OMAHA , Nebraska – Adam Haseley leaned over the dugout railing, occasionally covering his mouth with his jersey. Thomas Woodruff anxiously paced in right field. When the final out of Virginia’s 3-0 win over Vanderbilt was finally recorded, Woodruff raised a victorious hand before hugging his teammates in the outfield while Haseley jogged out to the mound to celebrate.
Knowing his team was past the point of backup plans, Virginia Coach Brian O’Connor matter-of-factly said earlier in the week that it would take someone new rising to the occasion for his Cavaliers to win their first national baseball championship.
He got two unexpected someones on Tuesday night – and another standout performance from someone who has delivered all season. Following a script only these Cavaliers could write, a freshman who hasn’t pitched in a month and a walk-on senior combined to deliver the Cavaliers’ latest head-scratching College World Series win, a seven-hit shutout to force Vanderbilt into a winner-take-all game for the national championship Wednesday night.
First, it was the freshman lefty Haseley, who usually plays center field, pitching five scoreless innings, giving up just four hits against a loaded Vanderbilt lineup. Then it was Woodruff, making his first start in the NCAA tournament, a fill-in for Haseley in the outfield, recording his first three hits of the NCAA tournament and driving home two runs. Finally, it was closer Josh Sborz, coming through with four scoreless innings on 77 pitches in very likely his last stint as a Cavalier.
A team with a penchant for late-inning two-out rallies stayed true to form on Tuesday. Back-to-back singles from Pavin Smith and Kevin Doherty put runners on first and second with two outs in the sixth. Joe McCarthy then reached on an error that left the bases loaded.
The Cavaliers had stranded five runners to that point, but freshman Ernie Clement gave the Cavaliers a lead with a single to left, scoring Smith. Then came Woodruff, usually reserved for late-game pinch-running duty, slapping a two-run single.
Sborz, drafted earlier this month by the Dodgers with the No. 74 overall pick, took care of the rest – but Vanderbilt did not make it easy. The Commodores put runners on first and second with no outs in the top of the ninth, but Sborz worked out of the jam, setting the stage for one more night of drama.
Sborz held the Commodores to three hits in four innings. Because of his lengthy outing, he’s unlikely to be available to pitch in Game 3 on Wednesday.
That Virginia’s top option to pitch in a national championship elimination game was a freshman who has spent more time in center field than he has on the mound indicates how few options were left for the Cavaliers. Haseley, who also batted leadoff on Tuesday, last pitched in the ACC tournament, lasting 4 2/3 innings and giving up two earned runs on three hits in a loss to North Carolina State.

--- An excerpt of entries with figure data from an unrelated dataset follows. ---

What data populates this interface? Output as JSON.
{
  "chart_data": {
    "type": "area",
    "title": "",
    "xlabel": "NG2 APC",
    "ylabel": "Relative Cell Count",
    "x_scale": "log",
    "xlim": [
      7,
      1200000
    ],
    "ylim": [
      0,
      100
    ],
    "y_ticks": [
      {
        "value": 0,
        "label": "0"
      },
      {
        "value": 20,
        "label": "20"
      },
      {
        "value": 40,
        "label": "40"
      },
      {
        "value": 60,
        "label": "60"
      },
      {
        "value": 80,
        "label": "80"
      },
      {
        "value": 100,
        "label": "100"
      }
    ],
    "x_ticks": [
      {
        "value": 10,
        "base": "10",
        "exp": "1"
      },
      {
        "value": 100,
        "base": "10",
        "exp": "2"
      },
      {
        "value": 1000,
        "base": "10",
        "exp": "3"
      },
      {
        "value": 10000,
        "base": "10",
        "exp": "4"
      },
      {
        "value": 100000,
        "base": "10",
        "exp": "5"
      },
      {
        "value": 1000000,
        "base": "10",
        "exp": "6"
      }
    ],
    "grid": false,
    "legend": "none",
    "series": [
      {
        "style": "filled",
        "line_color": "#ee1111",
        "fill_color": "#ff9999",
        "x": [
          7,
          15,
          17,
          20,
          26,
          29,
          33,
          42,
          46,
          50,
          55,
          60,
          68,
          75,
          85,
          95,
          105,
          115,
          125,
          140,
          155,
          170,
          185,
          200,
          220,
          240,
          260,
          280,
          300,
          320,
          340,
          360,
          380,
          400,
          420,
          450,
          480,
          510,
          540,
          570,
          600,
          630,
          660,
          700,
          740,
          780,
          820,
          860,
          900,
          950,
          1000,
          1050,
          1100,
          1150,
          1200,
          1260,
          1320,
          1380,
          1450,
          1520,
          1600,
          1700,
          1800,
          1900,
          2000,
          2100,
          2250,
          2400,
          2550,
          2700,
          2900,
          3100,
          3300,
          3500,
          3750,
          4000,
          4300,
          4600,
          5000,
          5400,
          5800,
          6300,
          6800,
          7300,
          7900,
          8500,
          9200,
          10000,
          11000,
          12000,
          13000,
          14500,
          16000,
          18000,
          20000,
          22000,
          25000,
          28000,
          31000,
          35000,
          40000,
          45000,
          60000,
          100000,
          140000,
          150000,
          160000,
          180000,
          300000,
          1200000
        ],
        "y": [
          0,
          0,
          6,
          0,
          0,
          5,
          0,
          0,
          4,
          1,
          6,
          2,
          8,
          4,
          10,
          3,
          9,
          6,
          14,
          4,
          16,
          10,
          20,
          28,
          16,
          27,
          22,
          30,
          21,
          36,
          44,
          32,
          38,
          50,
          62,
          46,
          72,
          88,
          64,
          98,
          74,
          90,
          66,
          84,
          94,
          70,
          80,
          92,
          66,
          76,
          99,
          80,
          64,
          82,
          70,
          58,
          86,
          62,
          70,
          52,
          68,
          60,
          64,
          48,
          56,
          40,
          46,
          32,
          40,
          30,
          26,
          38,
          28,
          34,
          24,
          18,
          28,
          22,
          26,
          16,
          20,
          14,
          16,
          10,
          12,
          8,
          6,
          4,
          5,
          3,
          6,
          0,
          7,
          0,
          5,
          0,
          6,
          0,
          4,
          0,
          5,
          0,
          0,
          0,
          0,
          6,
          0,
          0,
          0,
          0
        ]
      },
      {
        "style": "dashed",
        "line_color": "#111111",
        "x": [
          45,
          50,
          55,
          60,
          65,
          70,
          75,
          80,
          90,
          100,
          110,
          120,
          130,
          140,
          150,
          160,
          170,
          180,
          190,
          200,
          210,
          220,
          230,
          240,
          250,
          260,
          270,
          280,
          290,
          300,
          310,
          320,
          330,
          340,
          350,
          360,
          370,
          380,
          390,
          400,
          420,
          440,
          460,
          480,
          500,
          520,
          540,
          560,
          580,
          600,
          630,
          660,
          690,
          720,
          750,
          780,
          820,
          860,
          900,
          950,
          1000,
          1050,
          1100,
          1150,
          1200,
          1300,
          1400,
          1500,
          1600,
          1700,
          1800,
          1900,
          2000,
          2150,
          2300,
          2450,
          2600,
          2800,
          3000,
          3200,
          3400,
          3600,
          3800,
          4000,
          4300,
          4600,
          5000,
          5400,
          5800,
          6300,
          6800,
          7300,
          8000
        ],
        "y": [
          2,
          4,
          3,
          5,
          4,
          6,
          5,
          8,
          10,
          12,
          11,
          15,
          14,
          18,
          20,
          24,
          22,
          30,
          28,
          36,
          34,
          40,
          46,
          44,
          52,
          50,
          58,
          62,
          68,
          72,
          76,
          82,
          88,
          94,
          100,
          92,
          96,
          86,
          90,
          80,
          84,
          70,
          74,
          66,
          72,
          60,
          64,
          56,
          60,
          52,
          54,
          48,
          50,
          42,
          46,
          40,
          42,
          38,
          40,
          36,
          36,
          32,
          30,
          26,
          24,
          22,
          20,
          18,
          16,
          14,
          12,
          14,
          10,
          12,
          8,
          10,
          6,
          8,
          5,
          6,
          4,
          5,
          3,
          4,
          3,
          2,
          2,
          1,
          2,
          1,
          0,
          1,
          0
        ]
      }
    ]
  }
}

Junior Brandon Waddell, who started on Saturday against Florida, was not an option with only two days’ rest. Sborz, who was a starter all of last season, threw four innings and 54 pitches on Saturday, so O’Connor said he would be limited out of the bullpen. But for the Cavaliers to take advantage of Sborz, O’Connor said a combination of pitchers, starting with Haseley, would have to keep the game in reach.
Turns out, Virginia only needed Haseley to get to Sborz. O’Connor said winning Game 2 would simply take everyone doing their job and not too much, even if that meant giving up a few runs. Sophomore right-hander Alec Bettinger occasionally warmed in the bullpen, but his services were never needed, as Haseley cruised and limited a Vanderbilt lineup that includes No. 1 overall major league draft pick Dansby Swanson to four hits.
Virginia’s offense was dormant until the sixth. While the top hitters in Virginia’s lineup, Daniel Pinero, Matt Thaiss and Kenny Towns, struggled with just one hit among them, the back of the order came through. All three runs were driven in by Clement and Woodruff, the eighth and ninth batters who were a combined 6 for 8.
O’Connor was inches away from the national championship trophy as he posed for a photo with Vanderbilt Coach Tim Corbin on Sunday. The Commodores beat the Cavaliers in three games last season, making for a painful return to Charlottesville, but here he was, standing next to the trophy again.
“Would we like to hoist that trophy some day? Sure we would,” O’Connor said Sunday. “And I’m confident one day that will happen, if we continue to give ourselves the opportunity.”
Virginia gets another opportunity Wednesday.